Vers 1670, Jean Nocret représente Louis XIV et la famille royale par le biais du travestissement.

La monarchie s’inscrit dans le temps. Les arts participent à la célébration d’une mémoire du pouvoir.

Ainsi le lien avec les règnes antérieurs, de César à Saint Louis, est affirmé ; tout autant que l’est le principe dynastique du prince et de sa descendance.

La Renommée tenant la trompette présente au temple de l’immortalité le nom du souverain inscrit sur un phylactère : « Ludovicus XIV victor immortalis  » ; elle triomphe du temps, personnifié par un vieillard portant la faux.

II. Images symboliques : le recours à l'allégorie

Statue de Louis XIV par Jean Warin

Le XVIIe siècle est une période littéraire où règne la métaphore. La culture est fondée sur les références au passé.

L’héritage de l’Antique et les modèles de la Renaissance fournissent un répertoire d’images symboliques et de mythes. L'aura du dieu ou du demi-dieu déteint sur le roi.

Un mythe que le roi a voulu se réserver prend tout son sens à Versailles : le soleil.

L’image du dieu Apollon est liée à celle du soleil, centre de l’univers, source de chaleur et d’harmonie. Le parallèle entre l’ordre de la nature et l’ordre politique est d’une lecture évidente pour les contemporains.

Le thème se décline sur les murs du  Château comme dans les jardins de Le Nôtre. 

La grotte de Thétis, aujourd'hui disparue,  se réfère au mythe cosmique de la course du soleil, de l'aurore à son coucher. 

III. Le « roi gouverne » :  pouvoir temporel et pouvoir sacré

La monarchie absolue est religieuse. En France, elle cherche à susciter autour de la personne royale un sentiment d’admiration et de ferveur qui rejoint l’émotion religieuse.

La diplomatie à Versailles : 

Les réceptions des ambassadeurs donnent lieu dans la galerie des Glaces à des festivités raffinées, remarquées de la cour.

Réparation faite à Louis XIV par le doge de Gênes, dans la galerie des Glaces de Versailles, le 15 mai 1685

La lutte contre le protestantisme :

Louis XIV révoque l'édit de Nantes en 1685. Le sculpteur Thomas Gobert représente le roi écrasant l'hérésie sous les traits d'une vieille femme.

Allégorie à la révocation de l'Edit de Nantes par Louis XIV en 1685

IV. Images historiques : le roi de guerre et le roi de paix

Les représentations guerrières restent plus nombreuses  que les images commémorant la paix.

Après les mythes antiques et mythologiques, le nouveau mythe de

Louis XIV repose sur une rhétorique moderne du langage historique.

Le récit de l'Histoire du Roy est un moyen pour le monarque d'affirmer son pouvoir sur l'histoire.

Louis XIV aime passionnément la gloire militaire. Il n'a de cesse d'agrandir la France aux dépens des Habsbourg d'Espagne. La guerre de Dévolution (1667-1668), close par la paix d'Aix-La- Chapelle et celle de Hollande (1672-1678), terminée par le traité de Nimègue, donnent à la France une partie de la Flandre et la Franche-Comté.

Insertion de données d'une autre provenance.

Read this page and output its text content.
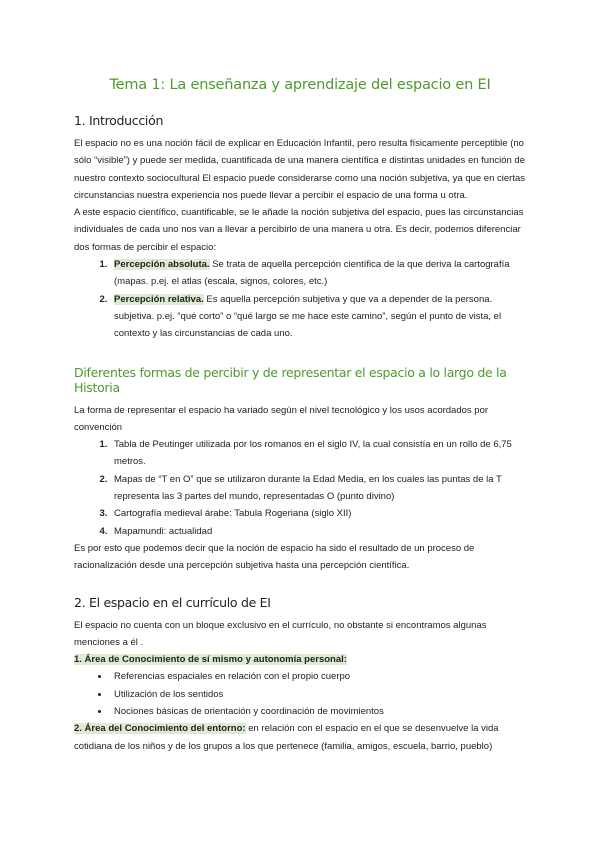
Tema 1: La enseñanza y aprendizaje del espacio en EI
1. Introducción

El espacio no es una noción fácil de explicar en Educación Infantil, pero resulta físicamente perceptible (no sólo “visible”) y puede ser medida, cuantificada de una manera científica e distintas unidades en función de nuestro contexto sociocultural El espacio puede considerarse como una noción subjetiva, ya que en ciertas circunstancias nuestra experiencia nos puede llevar a percibir el espacio de una forma u otra.

A este espacio científico, cuantificable, se le añade la noción subjetiva del espacio, pues las circunstancias individuales de cada uno nos van a llevar a percibirlo de una manera u otra. Es decir, podemos diferenciar dos formas de percibir el espacio:

1. Percepción absoluta. Se trata de aquella percepción científica de la que deriva la cartografía (mapas. p.ej. el atlas (escala, signos, colores, etc.)
2. Percepción relativa. Es aquella percepción subjetiva y que va a depender de la persona. subjetiva. p.ej. “qué corto” o “qué largo se me hace este camino”, según el punto de vista, el contexto y las circunstancias de cada uno.
Diferentes formas de percibir y de representar el espacio a lo largo de la Historia

La forma de representar el espacio ha variado según el nivel tecnológico y los usos acordados por convención

1. Tabla de Peutinger utilizada por los romanos en el siglo IV, la cual consistía en un rollo de 6,75 metros.
2. Mapas de “T en O” que se utilizaron durante la Edad Media, en los cuales las puntas de la T representa las 3 partes del mundo, representadas O (punto divino)
3. Cartografía medieval árabe: Tabula Rogeriana (siglo XII)
4. Mapamundi: actualidad

Es por esto que podemos decir que la noción de espacio ha sido el resultado de un proceso de racionalización desde una percepción subjetiva hasta una percepción científica.

2. El espacio en el currículo de EI

El espacio no cuenta con un bloque exclusivo en el currículo, no obstante si encontramos algunas menciones a él .

1. Área de Conocimiento de sí mismo y autonomía personal:

• Referencias espaciales en relación con el propio cuerpo
• Utilización de los sentidos
• Nociones básicas de orientación y coordinación de movimientos

2. Área del Conocimiento del entorno: en relación con el espacio en el que se desenvuelve la vida cotidiana de los niños y de los grupos a los que pertenece (familia, amigos, escuela, barrio, pueblo)
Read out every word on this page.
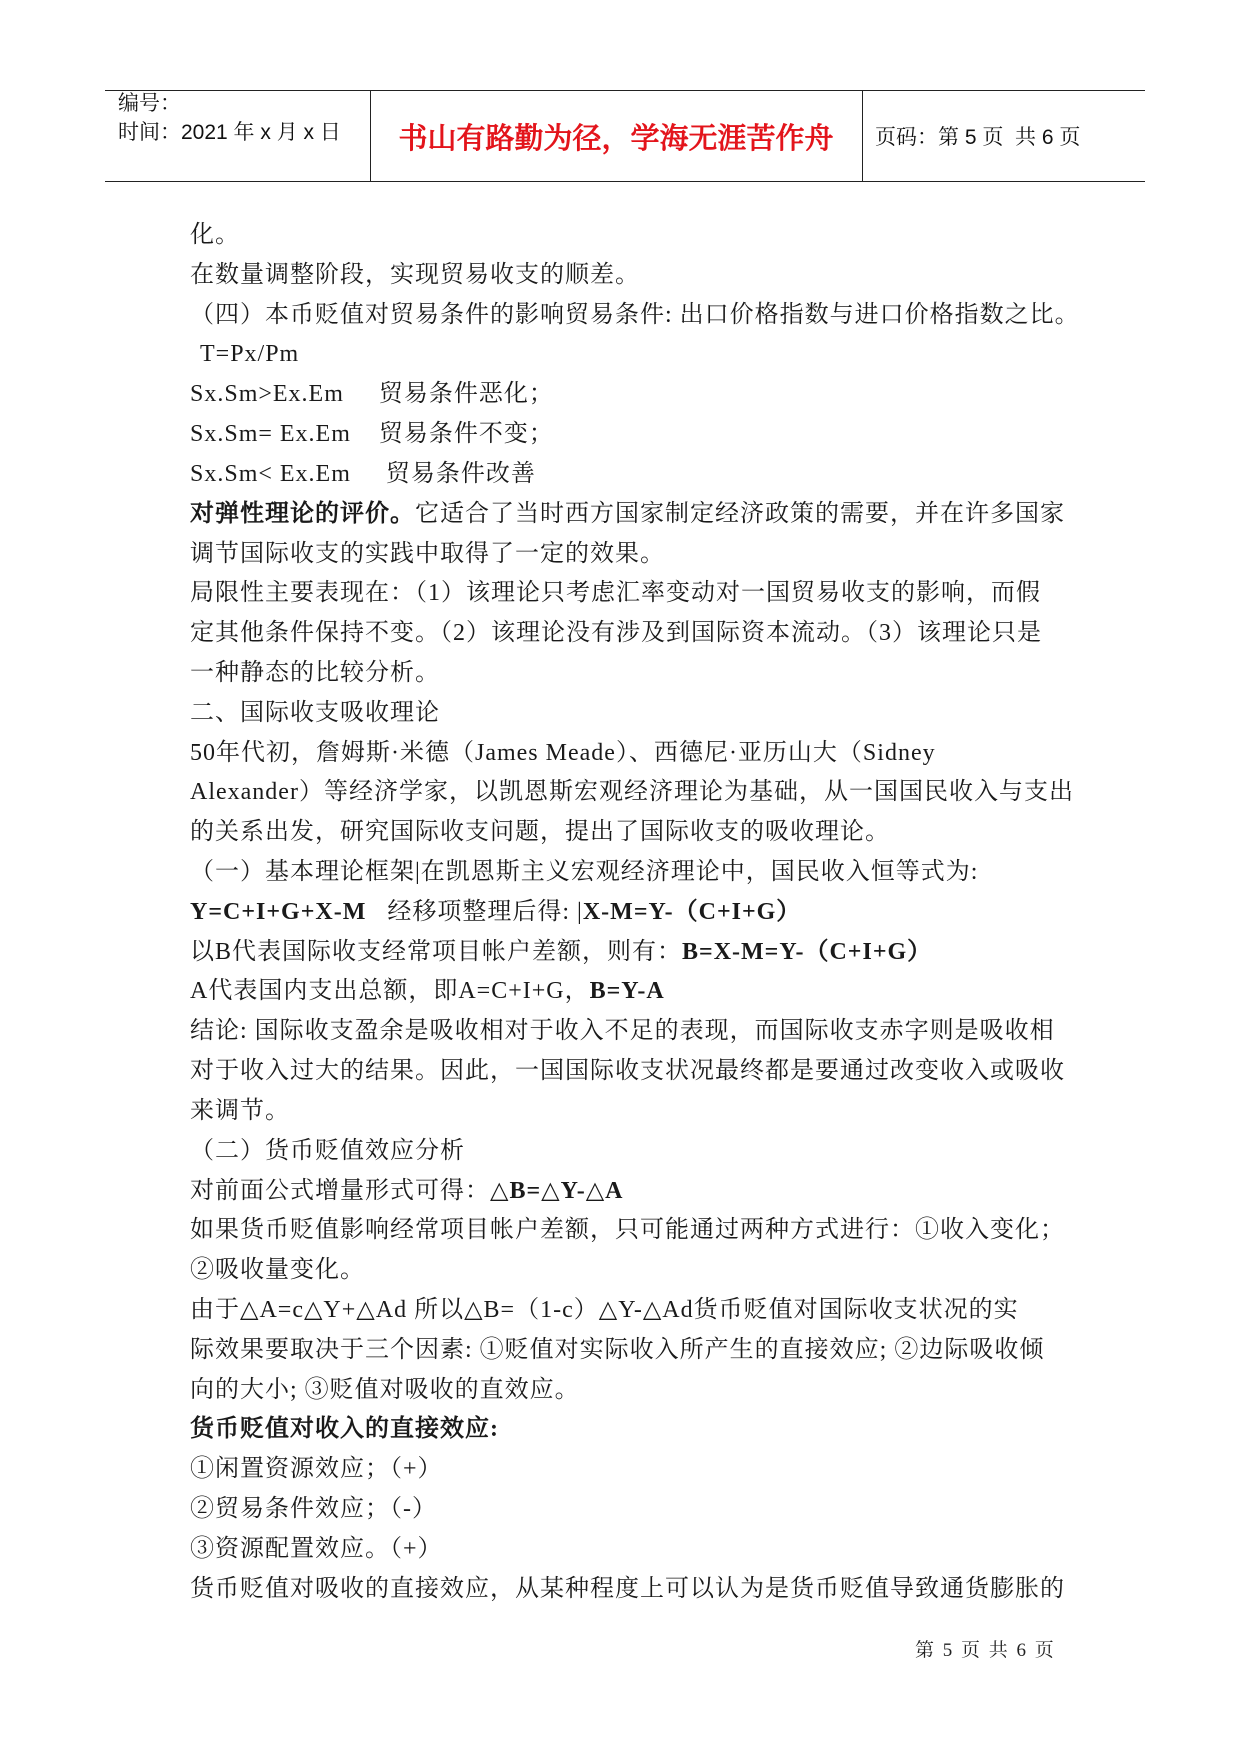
编号：
时间：2021 年 x 月 x 日	书山有路勤为径，学海无涯苦作舟	页码：第 5 页  共 6 页
化。
在数量调整阶段，实现贸易收支的顺差。
（四）本币贬值对贸易条件的影响贸易条件: 出口价格指数与进口价格指数之比。
T=Px/Pm
Sx.Sm>Ex.Em     贸易条件恶化；
Sx.Sm= Ex.Em    贸易条件不变；
Sx.Sm< Ex.Em     贸易条件改善
对弹性理论的评价。它适合了当时西方国家制定经济政策的需要，并在许多国家
调节国际收支的实践中取得了一定的效果。
局限性主要表现在：（1）该理论只考虑汇率变动对一国贸易收支的影响，而假
定其他条件保持不变。（2）该理论没有涉及到国际资本流动。（3）该理论只是
一种静态的比较分析。
二、国际收支吸收理论
50年代初，詹姆斯·米德（James Meade）、西德尼·亚历山大（Sidney
Alexander）等经济学家，以凯恩斯宏观经济理论为基础，从一国国民收入与支出
的关系出发，研究国际收支问题，提出了国际收支的吸收理论。
（一）基本理论框架|在凯恩斯主义宏观经济理论中，国民收入恒等式为:
Y=C+I+G+X-M   经移项整理后得: |X-M=Y-（C+I+G）
以B代表国际收支经常项目帐户差额，则有：B=X-M=Y-（C+I+G）
A代表国内支出总额，即A=C+I+G，B=Y-A
结论: 国际收支盈余是吸收相对于收入不足的表现，而国际收支赤字则是吸收相
对于收入过大的结果。因此，一国国际收支状况最终都是要通过改变收入或吸收
来调节。
（二）货币贬值效应分析
对前面公式增量形式可得：△B=△Y-△A
如果货币贬值影响经常项目帐户差额，只可能通过两种方式进行：①收入变化；
②吸收量变化。
由于△A=c△Y+△Ad 所以△B=（1-c）△Y-△Ad货币贬值对国际收支状况的实
际效果要取决于三个因素: ①贬值对实际收入所产生的直接效应; ②边际吸收倾
向的大小; ③贬值对吸收的直效应。
货币贬值对收入的直接效应:
①闲置资源效应；（+）
②贸易条件效应；（-）
③资源配置效应。（+）
货币贬值对吸收的直接效应，从某种程度上可以认为是货币贬值导致通货膨胀的
第 5 页 共 6 页
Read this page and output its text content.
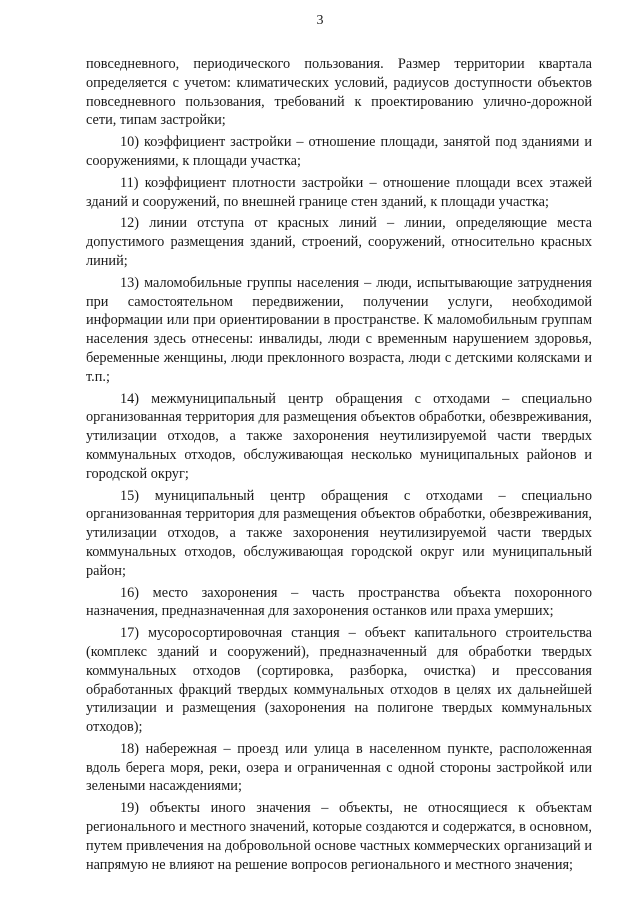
3

повседневного, периодического пользования. Размер территории квартала определяется с учетом: климатических условий, радиусов доступности объектов повседневного пользования, требований к проектированию улично-дорожной сети, типам застройки;

10) коэффициент застройки – отношение площади, занятой под зданиями и сооружениями, к площади участка;

11) коэффициент плотности застройки – отношение площади всех этажей зданий и сооружений, по внешней границе стен зданий, к площади участка;

12) линии отступа от красных линий – линии, определяющие места допустимого размещения зданий, строений, сооружений, относительно красных линий;

13) маломобильные группы населения – люди, испытывающие затруднения при самостоятельном передвижении, получении услуги, необходимой информации или при ориентировании в пространстве. К маломобильным группам населения здесь отнесены: инвалиды, люди с временным нарушением здоровья, беременные женщины, люди преклонного возраста, люди с детскими колясками и т.п.;

14) межмуниципальный центр обращения с отходами – специально организованная территория для размещения объектов обработки, обезвреживания, утилизации отходов, а также захоронения неутилизируемой части твердых коммунальных отходов, обслуживающая несколько муниципальных районов и городской округ;

15) муниципальный центр обращения с отходами – специально организованная территория для размещения объектов обработки, обезвреживания, утилизации отходов, а также захоронения неутилизируемой части твердых коммунальных отходов, обслуживающая городской округ или муниципальный район;

16) место захоронения – часть пространства объекта похоронного назначения, предназначенная для захоронения останков или праха умерших;

17) мусоросортировочная станция – объект капитального строительства (комплекс зданий и сооружений), предназначенный для обработки твердых коммунальных отходов (сортировка, разборка, очистка) и прессования обработанных фракций твердых коммунальных отходов в целях их дальнейшей утилизации и размещения (захоронения на полигоне твердых коммунальных отходов);

18) набережная – проезд или улица в населенном пункте, расположенная вдоль берега моря, реки, озера и ограниченная с одной стороны застройкой или зелеными насаждениями;

19) объекты иного значения – объекты, не относящиеся к объектам регионального и местного значений, которые создаются и содержатся, в основном, путем привлечения на добровольной основе частных коммерческих организаций и напрямую не влияют на решение вопросов регионального и местного значения;
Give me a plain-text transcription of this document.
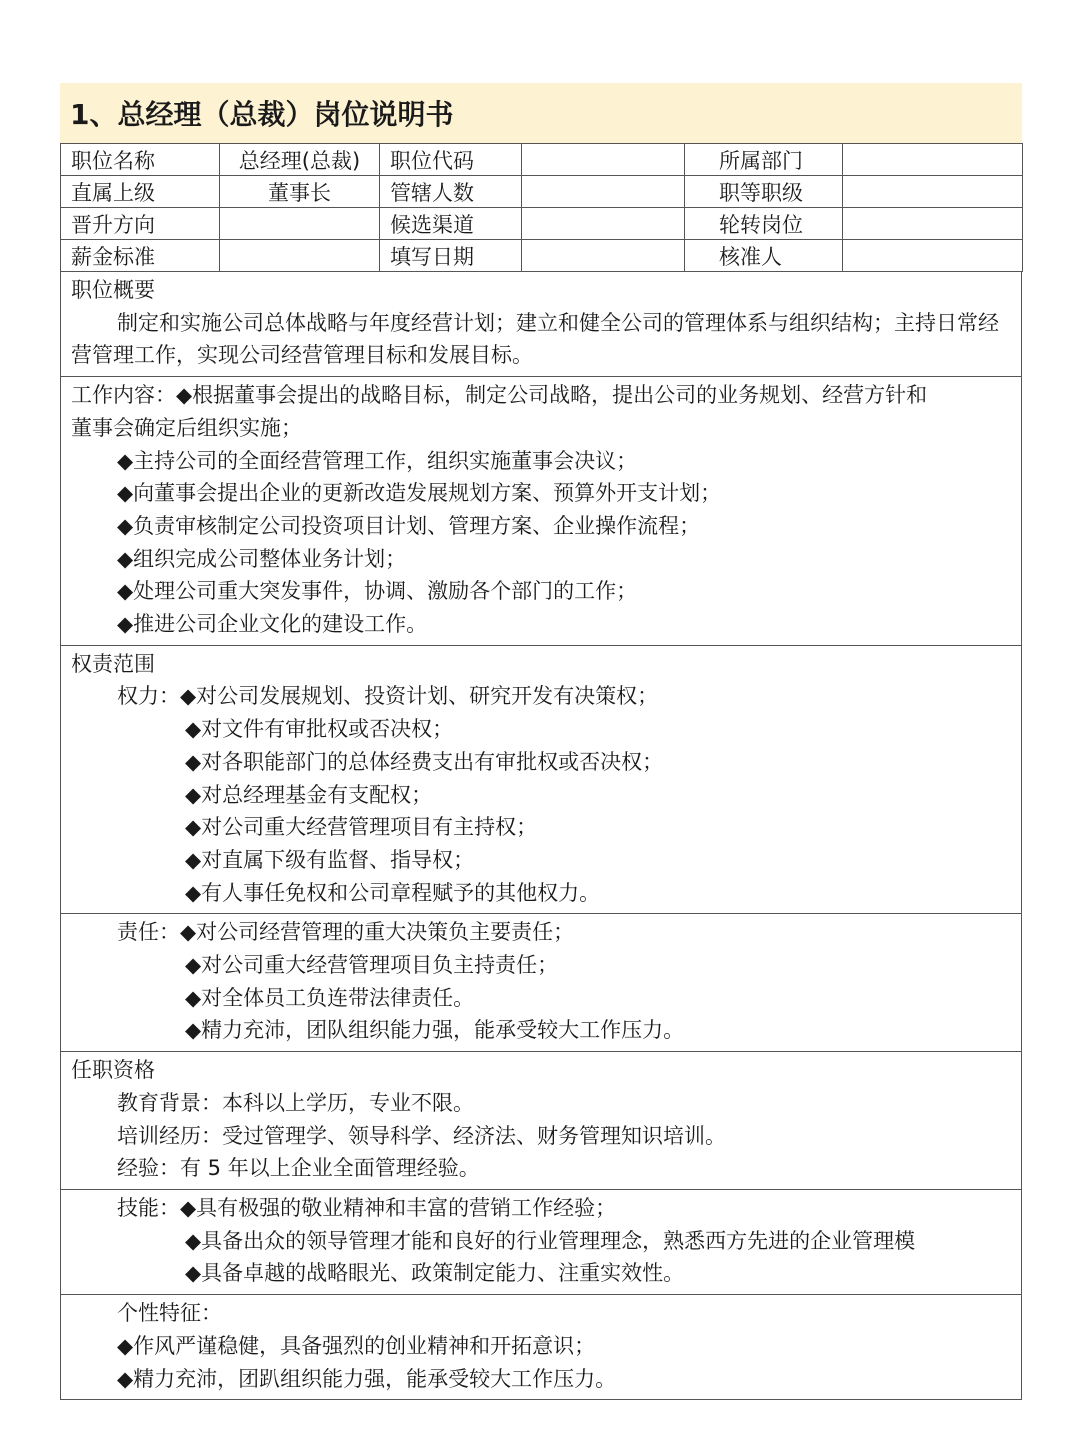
1、总经理（总裁）岗位说明书
职位名称	总经理(总裁)	职位代码		所属部门	
直属上级	董事长	管辖人数		职等职级	
晋升方向		候选渠道		轮转岗位	
薪金标准		填写日期		核准人	
职位概要
制定和实施公司总体战略与年度经营计划；建立和健全公司的管理体系与组织结构；主持日常经营管理工作，实现公司经营管理目标和发展目标。
工作内容：◆根据董事会提出的战略目标，制定公司战略，提出公司的业务规划、经营方针和
董事会确定后组织实施；
◆主持公司的全面经营管理工作，组织实施董事会决议；
◆向董事会提出企业的更新改造发展规划方案、预算外开支计划；
◆负责审核制定公司投资项目计划、管理方案、企业操作流程；
◆组织完成公司整体业务计划；
◆处理公司重大突发事件，协调、激励各个部门的工作；
◆推进公司企业文化的建设工作。
权责范围
权力：◆对公司发展规划、投资计划、研究开发有决策权；
◆对文件有审批权或否决权；
◆对各职能部门的总体经费支出有审批权或否决权；
◆对总经理基金有支配权；
◆对公司重大经营管理项目有主持权；
◆对直属下级有监督、指导权；
◆有人事任免权和公司章程赋予的其他权力。
责任：◆对公司经营管理的重大决策负主要责任；
◆对公司重大经营管理项目负主持责任；
◆对全体员工负连带法律责任。
◆精力充沛，团队组织能力强，能承受较大工作压力。
任职资格
教育背景：本科以上学历，专业不限。
培训经历：受过管理学、领导科学、经济法、财务管理知识培训。
经验：有 5 年以上企业全面管理经验。
技能：◆具有极强的敬业精神和丰富的营销工作经验；
◆具备出众的领导管理才能和良好的行业管理理念，熟悉西方先进的企业管理模
◆具备卓越的战略眼光、政策制定能力、注重实效性。
个性特征：
◆作风严谨稳健，具备强烈的创业精神和开拓意识；
◆精力充沛，团趴组织能力强，能承受较大工作压力。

En 1671, Louis XIV décide de rentrer en guerre contre les Hollandais. Charles Le Brun immortalise ce haut fait de guerre dans la galerie des Glaces.
En 1674, Louis XIV conquiert pour la deuxième fois la Franche-Comté. Charles Le Brun représente le roi immobile au milieu du tumulte de la guerre.

Pierre Mignard, rival de Charles Le Brun, peint à son tour Louis XIV devant le siège de Namur en 1692.

Louis XIV explique au Dauphin le choix de sa devise  « Nec pluribus impar » dans ses Mémoires : 

« Ceux qui me voyaient gouverner avec assez de facilité et sans être embarrassé de rien, dans ce nombre de soins que la royauté exige, me persuadèrent d’ajouter le globe de la terre, et pour âme nec pluribus impar : par où ils entendaient ce qui flattait agréablement l’ambition d’un jeune roi, que, suffisant seul à tant de choses, je suffirais sans doute encore à gouverner d’autres empires, comme le Soleil à éclairer d’autres mondes, s’ils étaient également exposés à ses rayons ».

V. Le monarque, prince des arts et des sciences

Allégorie de Louis XIV, protecteur des Arts et des Sciences
Protection accordée aux Beaux-Arts

L’organisation pyramidale des arts converge vers le roi, en son sommet.  Le système des académies répond à cette volonté d’encadrer toutes les formes de pensées au service de la glorification du monarque. Charles Le Brun est le grand ordonnateur de ce système.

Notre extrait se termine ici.